Breeders have often selected for varieties with enhanced disease and insect resistance by monitoring PPO levels.

In 2005 a team of Spanish scientists showed that organic grape production doubled the activity of PPO in grapes, linking the increase to the need for the organic vines to combat various bacterial and viral pathogens (Nunez-Delicado et al., 2005).

In 2008 scientists have genetically engineered (GE) tomato plants to force them to over-express PPO by a factor of 1.5 to 7.3-fold, offering the promise of improved resistance to insects and pathogens (Mahanil et al., 2008).

The differences in these two approaches to achieve the same goal are notable. The 2-X increase in PPO in organic grapes was achieved by creating a healthier, more balanced cropping environment, and letting plants rely on their own genetic potential in combating pests. Faced with the need to limit pest damage, the plants increased PPO levels on their own and at no added cost to the farmer.

But with the GE-tomatoes, the 1.5-X to 7.3-X increase in PPO comes at a considerable cost to the integrity of the plant's genome, and is triggered whether the plant needs to defend itself or not. Plus, it is very unlikely farmers will be able to buy tomato seeds genetically engineered to over-produce PPO at the same cost of conventional seeds.

One of the pillars of Integrated Pest Management is to save the big guns for when they are really needed. Engineering plants to continuously express an enzyme like PPO, regardless of need, makes as much sense as keeping one's foot on the gas pedal when the need arises to apply the brake.

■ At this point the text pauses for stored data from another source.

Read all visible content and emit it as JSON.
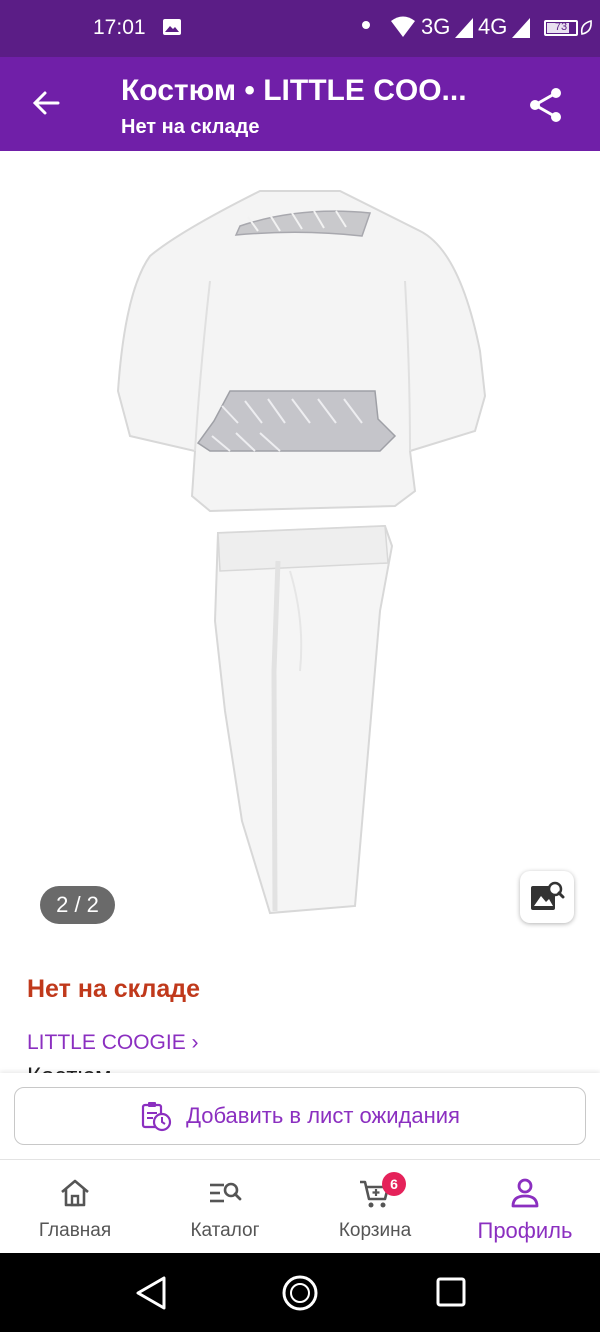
{
  "status_bar": {
    "time": "17:01",
    "network_1": "3G",
    "network_2": "4G",
    "battery": "73",
    "battery_level": 0.73,
    "background_color": "#5b1d86"
  },
  "app_bar": {
    "title": "Костюм • LITTLE COO...",
    "subtitle": "Нет на складе",
    "background_color": "#701fa8",
    "back_icon": "arrow-left-icon",
    "share_icon": "share-icon"
  },
  "gallery": {
    "counter": "2 / 2",
    "photo_search_icon": "image-search-icon"
  },
  "product": {
    "stock_status": "Нет на складе",
    "brand_link": "LITTLE COOGIE ›",
    "name_partial": "Костюм"
  },
  "waitlist": {
    "label": "Добавить в лист ожидания",
    "icon": "clipboard-clock-icon"
  },
  "bottom_nav": {
    "items": [
      {
        "label": "Главная",
        "icon": "home-icon"
      },
      {
        "label": "Каталог",
        "icon": "catalog-search-icon"
      },
      {
        "label": "Корзина",
        "icon": "cart-icon",
        "badge": "6"
      },
      {
        "label": "Профиль",
        "icon": "profile-icon",
        "active": true
      }
    ],
    "accent_color": "#8b2fc0"
  },
  "colors": {
    "accent": "#8b2fc0",
    "out_of_stock": "#c0391b",
    "badge": "#e5225a"
  }
}
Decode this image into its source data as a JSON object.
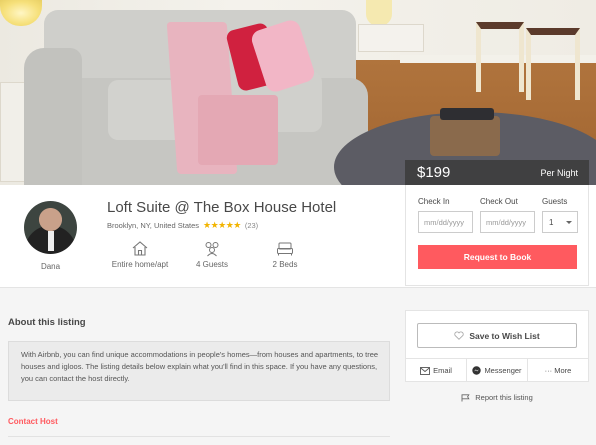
{
  "listing": {
    "title": "Loft Suite @ The Box House Hotel",
    "location": "Brooklyn, NY, United States",
    "stars": "★★★★★",
    "review_count": "(23)",
    "rating": 5
  },
  "host": {
    "name": "Dana"
  },
  "features": [
    {
      "label": "Entire home/apt",
      "icon": "home-icon"
    },
    {
      "label": "4 Guests",
      "icon": "guests-icon"
    },
    {
      "label": "2 Beds",
      "icon": "bed-icon"
    }
  ],
  "pricing": {
    "price": "$199",
    "per": "Per Night"
  },
  "booking": {
    "checkin_label": "Check In",
    "checkout_label": "Check Out",
    "guests_label": "Guests",
    "checkin_placeholder": "mm/dd/yyyy",
    "checkout_placeholder": "mm/dd/yyyy",
    "guests_value": "1",
    "request_button": "Request to Book"
  },
  "about": {
    "heading": "About this listing",
    "text": "With Airbnb, you can find unique accommodations in people's homes—from houses and apartments, to tree houses and igloos. The listing details below explain what you'll find in this space. If you have any questions, you can contact the host directly.",
    "contact_host": "Contact Host"
  },
  "actions": {
    "wishlist": "Save to Wish List",
    "email": "Email",
    "messenger": "Messenger",
    "more": "··· More",
    "report": "Report this listing"
  },
  "colors": {
    "accent": "#ff5a5f",
    "star": "#f2b400",
    "text": "#484848"
  }
}
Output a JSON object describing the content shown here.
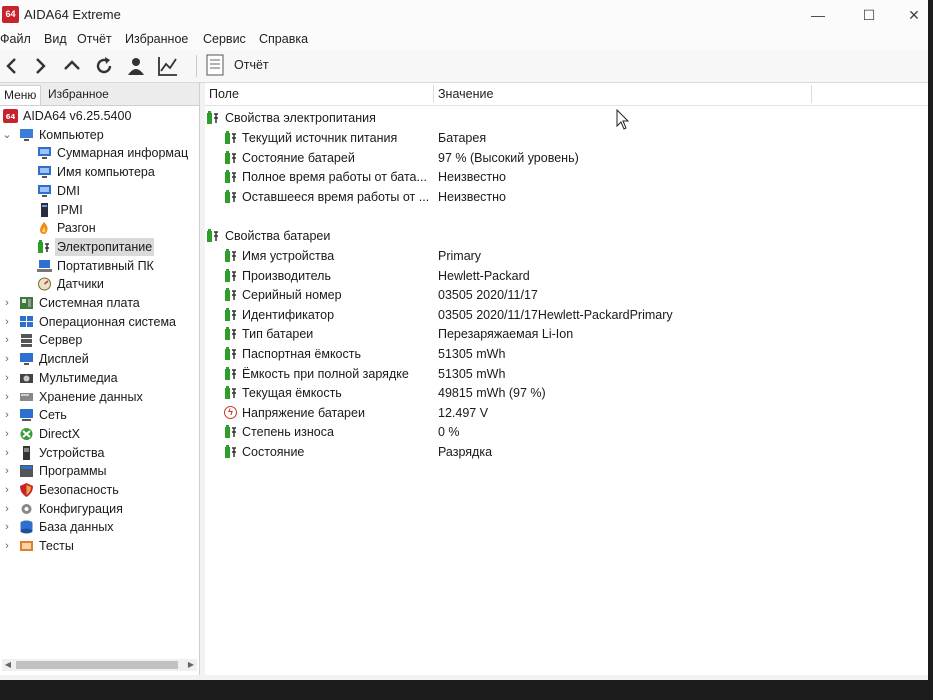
{
  "window": {
    "app_icon_text": "64",
    "title": "AIDA64 Extreme",
    "controls": {
      "minimize": "—",
      "maximize": "☐",
      "close": "✕"
    }
  },
  "menubar": [
    "Файл",
    "Вид",
    "Отчёт",
    "Избранное",
    "Сервис",
    "Справка"
  ],
  "toolbar": {
    "icons": [
      "back-icon",
      "forward-icon",
      "up-icon",
      "refresh-icon",
      "user-icon",
      "chart-icon"
    ],
    "report_label": "Отчёт"
  },
  "left_tabs": [
    "Меню",
    "Избранное"
  ],
  "tree": [
    {
      "label": "AIDA64 v6.25.5400",
      "icon": "aida64-icon",
      "level": 0,
      "expand": ""
    },
    {
      "label": "Компьютер",
      "icon": "computer-icon",
      "level": 0,
      "expand": "expanded"
    },
    {
      "label": "Суммарная информац",
      "icon": "monitor-icon",
      "level": 1,
      "expand": ""
    },
    {
      "label": "Имя компьютера",
      "icon": "monitor-icon",
      "level": 1,
      "expand": ""
    },
    {
      "label": "DMI",
      "icon": "monitor-icon",
      "level": 1,
      "expand": ""
    },
    {
      "label": "IPMI",
      "icon": "ipmi-icon",
      "level": 1,
      "expand": ""
    },
    {
      "label": "Разгон",
      "icon": "flame-icon",
      "level": 1,
      "expand": ""
    },
    {
      "label": "Электропитание",
      "icon": "battery-icon",
      "level": 1,
      "expand": "",
      "selected": true
    },
    {
      "label": "Портативный ПК",
      "icon": "laptop-icon",
      "level": 1,
      "expand": ""
    },
    {
      "label": "Датчики",
      "icon": "sensor-icon",
      "level": 1,
      "expand": ""
    },
    {
      "label": "Системная плата",
      "icon": "motherboard-icon",
      "level": 0,
      "expand": "collapsed"
    },
    {
      "label": "Операционная система",
      "icon": "windows-icon",
      "level": 0,
      "expand": "collapsed"
    },
    {
      "label": "Сервер",
      "icon": "server-icon",
      "level": 0,
      "expand": "collapsed"
    },
    {
      "label": "Дисплей",
      "icon": "display-icon",
      "level": 0,
      "expand": "collapsed"
    },
    {
      "label": "Мультимедиа",
      "icon": "multimedia-icon",
      "level": 0,
      "expand": "collapsed"
    },
    {
      "label": "Хранение данных",
      "icon": "storage-icon",
      "level": 0,
      "expand": "collapsed"
    },
    {
      "label": "Сеть",
      "icon": "network-icon",
      "level": 0,
      "expand": "collapsed"
    },
    {
      "label": "DirectX",
      "icon": "directx-icon",
      "level": 0,
      "expand": "collapsed"
    },
    {
      "label": "Устройства",
      "icon": "devices-icon",
      "level": 0,
      "expand": "collapsed"
    },
    {
      "label": "Программы",
      "icon": "programs-icon",
      "level": 0,
      "expand": "collapsed"
    },
    {
      "label": "Безопасность",
      "icon": "shield-icon",
      "level": 0,
      "expand": "collapsed"
    },
    {
      "label": "Конфигурация",
      "icon": "config-icon",
      "level": 0,
      "expand": "collapsed"
    },
    {
      "label": "База данных",
      "icon": "database-icon",
      "level": 0,
      "expand": "collapsed"
    },
    {
      "label": "Тесты",
      "icon": "tests-icon",
      "level": 0,
      "expand": "collapsed"
    }
  ],
  "columns": {
    "field": "Поле",
    "value": "Значение"
  },
  "sections": [
    {
      "title": "Свойства электропитания",
      "rows": [
        {
          "field": "Текущий источник питания",
          "value": "Батарея",
          "icon": "battery"
        },
        {
          "field": "Состояние батарей",
          "value": "97 % (Высокий уровень)",
          "icon": "battery"
        },
        {
          "field": "Полное время работы от бата...",
          "value": "Неизвестно",
          "icon": "battery"
        },
        {
          "field": "Оставшееся время работы от ...",
          "value": "Неизвестно",
          "icon": "battery"
        }
      ]
    },
    {
      "title": "Свойства батареи",
      "rows": [
        {
          "field": "Имя устройства",
          "value": "Primary",
          "icon": "battery"
        },
        {
          "field": "Производитель",
          "value": "Hewlett-Packard",
          "icon": "battery"
        },
        {
          "field": "Серийный номер",
          "value": "03505 2020/11/17",
          "icon": "battery"
        },
        {
          "field": "Идентификатор",
          "value": "03505 2020/11/17Hewlett-PackardPrimary",
          "icon": "battery"
        },
        {
          "field": "Тип батареи",
          "value": "Перезаряжаемая Li-Ion",
          "icon": "battery"
        },
        {
          "field": "Паспортная ёмкость",
          "value": "51305 mWh",
          "icon": "battery"
        },
        {
          "field": "Ёмкость при полной зарядке",
          "value": "51305 mWh",
          "icon": "battery"
        },
        {
          "field": "Текущая ёмкость",
          "value": "49815 mWh  (97 %)",
          "icon": "battery"
        },
        {
          "field": "Напряжение батареи",
          "value": "12.497 V",
          "icon": "bolt"
        },
        {
          "field": "Степень износа",
          "value": "0 %",
          "icon": "battery"
        },
        {
          "field": "Состояние",
          "value": "Разрядка",
          "icon": "battery"
        }
      ]
    }
  ],
  "colors": {
    "battery_green": "#2e9e2a",
    "selection": "#dadada",
    "aida_red": "#c8232c"
  }
}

Sources: E. Nunez-Delicado et al., "Effect of Organic Farming Practices on the Level of Latent Polyphenol Oxidase in Grapes," Journal of Food Science, Vol. 70, No. 1, 2005
S. Mahanil et al., "Overexpression of tomato polyphenol oxidase increases resistance to common cutworm," Plant Science, Vol. 174, No. 4, April 2008

04-30-08, 08:41 PM
Arrogant science thinks it trumps nature when it really doesn't.